The McCosh Grist Mill is a historic grist mill near Rock Mills in Randolph County, Alabama. The mill was built in the early 1870s, and is the oldest extant stone grist mill in Alabama. It was built by James Eichelburger McCosh, whose grandfather, Jacob Eichelburger, operated earlier mills that were similar to those in his native Pennsylvania. McCosh also owned 500 acres (200 ha) of farmland nearby, and later added a cotton gin to the site. The mill operated until 1958, and was purchased in 1970 by the United States Army Corps of Engineers as part of the West Point Lake reservoir project.

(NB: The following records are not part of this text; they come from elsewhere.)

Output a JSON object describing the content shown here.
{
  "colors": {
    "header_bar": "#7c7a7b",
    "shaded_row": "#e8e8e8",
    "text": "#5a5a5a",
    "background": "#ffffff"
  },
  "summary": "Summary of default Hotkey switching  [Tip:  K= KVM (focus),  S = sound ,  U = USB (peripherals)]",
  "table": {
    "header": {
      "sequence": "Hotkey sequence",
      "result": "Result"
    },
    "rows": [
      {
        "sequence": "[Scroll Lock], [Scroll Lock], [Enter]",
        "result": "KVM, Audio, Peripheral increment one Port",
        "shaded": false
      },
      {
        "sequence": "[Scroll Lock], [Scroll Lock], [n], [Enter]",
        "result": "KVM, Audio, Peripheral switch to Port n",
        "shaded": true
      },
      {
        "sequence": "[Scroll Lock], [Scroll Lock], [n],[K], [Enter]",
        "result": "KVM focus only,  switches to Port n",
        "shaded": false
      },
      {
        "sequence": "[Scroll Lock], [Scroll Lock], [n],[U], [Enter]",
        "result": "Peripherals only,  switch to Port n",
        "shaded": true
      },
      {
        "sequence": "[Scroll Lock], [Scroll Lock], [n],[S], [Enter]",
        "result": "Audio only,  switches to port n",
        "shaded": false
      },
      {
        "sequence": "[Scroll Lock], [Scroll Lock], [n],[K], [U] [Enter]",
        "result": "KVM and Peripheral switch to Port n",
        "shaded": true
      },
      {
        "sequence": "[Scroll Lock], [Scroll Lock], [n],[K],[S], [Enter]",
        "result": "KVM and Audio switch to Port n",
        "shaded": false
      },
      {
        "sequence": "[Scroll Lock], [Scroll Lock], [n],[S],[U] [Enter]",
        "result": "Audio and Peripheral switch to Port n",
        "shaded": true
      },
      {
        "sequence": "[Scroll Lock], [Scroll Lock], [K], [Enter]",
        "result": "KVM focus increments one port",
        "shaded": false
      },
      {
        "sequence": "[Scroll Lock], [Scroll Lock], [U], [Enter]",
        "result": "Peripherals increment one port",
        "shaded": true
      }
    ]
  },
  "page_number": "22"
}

The mill sits on the sloped bank of Wehadkee Creek, and is 3.5 stories tall on the stream side and 2.5 stories on the bank side. It is constructed of unfinished stones, however features details such as finished stones as quoins, courses of rectangular stones between the doors and cornice, and half millstones as window and door arches. There are two entrances on the main floor, with a large opening above that was probably used to hoist grain to the upper story for storage. The side elevations have two windows per floor, while the rear has four, all with stone sills and wooden lintels. The creek side originally featured a 12-foot wide by 20-foot diameter (3.5 by 6 m) water wheel, which was replaced with three turbines around 1900. The dam which fed the mill race sits about 500 feet (150 m) upstream, is 8 feet high by 125 feet long (2.5 by 38 m), and is also constructed of stone.

The mill was listed on the National Register of Historic Places in 1976.